“Non far sentire sole le famiglie”. È stato questo il messaggio principale dell’open day promosso dall’associazione BA.BI.S. Odv insieme al Centro per le malformazioni craniofacciali dell’ospedale pediatrico Bambino Gesù, dedicato alle famiglie e ai pazienti con labiopalatoschisi. Presso la sede dell’ospedale di Roma-San Paolo, oltre 150 persone tra bambini, ragazzi, genitori, medici, infermieri e volontari, hanno partecipato a una giornata all’insegna della condivisione: consulenze mediche gratuite, approfondimenti scientifici, laboratori e attività ludiche per i più piccoli, momenti di confronto tra famiglie e testimonianze di ex pazienti. “L’open day è una iniziativa che ‘cura’ in due direzioni – ha spiegato il professor Mario Zama, responsabile del Centro per le malformazioni craniofacciali attivo all’interno dell’unità operativa complessa di chirurgia plastica e maxillofacciale del Bambino Gesù -. Per le famiglie dei bambini con labiopalatoschisi è un’occasione per non farle sentire sole, per testimoniare che si è parte di una più ampia famiglia acquisita in cui tutti condividono la stessa esperienza di vita.
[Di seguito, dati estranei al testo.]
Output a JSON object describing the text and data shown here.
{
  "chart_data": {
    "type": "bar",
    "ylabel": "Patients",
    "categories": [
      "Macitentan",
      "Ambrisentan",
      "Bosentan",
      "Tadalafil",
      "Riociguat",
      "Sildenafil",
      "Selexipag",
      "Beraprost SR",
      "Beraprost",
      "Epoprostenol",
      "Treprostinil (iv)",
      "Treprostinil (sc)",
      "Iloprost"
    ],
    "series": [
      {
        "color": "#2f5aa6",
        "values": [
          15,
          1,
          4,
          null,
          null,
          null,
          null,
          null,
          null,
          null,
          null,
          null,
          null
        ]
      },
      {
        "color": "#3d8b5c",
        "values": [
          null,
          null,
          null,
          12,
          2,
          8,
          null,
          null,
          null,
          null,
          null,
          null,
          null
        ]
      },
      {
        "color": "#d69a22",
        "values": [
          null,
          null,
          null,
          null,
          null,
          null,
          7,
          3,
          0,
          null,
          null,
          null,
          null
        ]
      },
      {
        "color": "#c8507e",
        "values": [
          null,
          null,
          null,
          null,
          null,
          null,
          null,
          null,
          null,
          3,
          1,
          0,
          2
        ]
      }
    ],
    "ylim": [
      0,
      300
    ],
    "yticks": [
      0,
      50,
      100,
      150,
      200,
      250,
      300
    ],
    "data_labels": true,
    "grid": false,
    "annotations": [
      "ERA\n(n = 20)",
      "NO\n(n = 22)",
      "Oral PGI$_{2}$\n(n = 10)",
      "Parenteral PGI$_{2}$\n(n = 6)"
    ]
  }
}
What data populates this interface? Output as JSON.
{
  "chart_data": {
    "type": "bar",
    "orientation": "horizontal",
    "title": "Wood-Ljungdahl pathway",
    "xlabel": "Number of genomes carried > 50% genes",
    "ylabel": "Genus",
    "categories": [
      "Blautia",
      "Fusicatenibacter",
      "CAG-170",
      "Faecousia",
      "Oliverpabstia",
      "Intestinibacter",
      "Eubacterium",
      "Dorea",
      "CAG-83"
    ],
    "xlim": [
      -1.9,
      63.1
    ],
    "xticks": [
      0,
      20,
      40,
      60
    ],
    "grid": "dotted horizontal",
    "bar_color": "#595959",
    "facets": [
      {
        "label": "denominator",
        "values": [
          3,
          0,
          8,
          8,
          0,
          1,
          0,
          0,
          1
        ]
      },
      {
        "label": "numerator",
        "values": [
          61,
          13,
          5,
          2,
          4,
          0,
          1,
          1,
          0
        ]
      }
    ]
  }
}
Per il personale sanitario l’ascolto della voce dei pazienti, dei loro bisogni e delle loro aspettative sui trattamenti, è un patrimonio da trasferire a chi dovrà iniziare il percorso di cura”.  

La labiopalatoschisi

La labiopalatoschisi, conosciuta come “labbro leporino”, è la più comune anomalia congenita del cranio e del volto caratterizzata da una comunicazione diretta tra naso e bocca. In Italia colpisce circa 600 nuovi nati l’anno. Le cause della malformazione non sono ancora note. La comunità scientifica ritiene che siano multifattoriali, ovvero riconducibili a una combinazione di fattori genetici e ambientali. L’impatto estetico-funzionale e psicologico è forte, il percorso terapeutico è molto impegnativo, dura 18-20 anni e, nelle situazioni più complesse, è caratterizzato da una lunga serie di interventi chirurgici. Oggi, in Centri specializzati come quello del Bambino Gesù, anche in età pediatrica è possibile utilizzare tecniche di microchirurgia ad altissima precisione per ricostruire difetti molto complessi e di grandi dimensioni. Per le difficoltà del percorso terapeutico, è importante che le famiglie e i pazienti siano sostenuti e accompagnati dalla diagnosi prenatale fino al termine delle cure presso un unico Centro di riferimento e da un team di specialisti – dal chirurgo plastico allo psicologo – che si occupi di ogni aspetto della patologia. L’ospedale pediatrico Bambino Gesù attualmente gestisce la più ampia casistica nazionale di pazienti con labiopalatoschisi: ogni anno vengono presi in carico circa 150 nuovi casi; 2.200, invece, i bambini e i ragazzi seguiti in follow-up.

Il supporto alle famiglie

L’open day dedicato alla labiopalatoschisi è un appuntamento annuale organizzato da BA.BI.S. Odv – La Banda dei Bimbi Speciali, un’associazione di genitori accreditata presso il Bambino Gesù che accoglie famiglie e pazienti adulti ed è un importante punto di riferimento per i pazienti più piccoli. Attraverso le sue attività, l’associazione fa da collegamento tra famiglie e personale sanitario; fornisce informazioni sulla patologia e sulla gestione quotidiana del paziente; finanzia la ricerca scientifica. Nel corso dell’appuntamento di sabato scorso presso la sede di San Paolo si sono alternate consulenze mediche gratuite e approfondimenti scientifici sulla labiopalatoschisi e sulla microchirurgia in età pediatrica a cura degli specialisti del Bambino Gesù, confronto tra famiglie, medici e infermieri, racconto delle esperienze di genitori ed ex pazienti. I più piccoli sono stati coinvolti in momenti di intrattenimento, animazione e spettacoli. Nei laboratori, attraverso il gioco, alcuni pazienti hanno potuto capire come funzionano le terapie che devono affrontare.

L’obiettivo

“L’obiettivo dell’iniziativa è quello di essere accanto a chi vive periodi di difficoltà a causa di patologie complesse, come la labiopalatoschisi o altre malformazioni craniofacciali, che richiedono lunghi e difficili periodi di cura – sottolinea Paola Cascione, presidente BA.BI.S -. È un momento di vicinanza importante che favorisce la relazione tra famiglie e tra famiglie e personale sanitario, in un clima di vero e concreto sostegno reciproco”.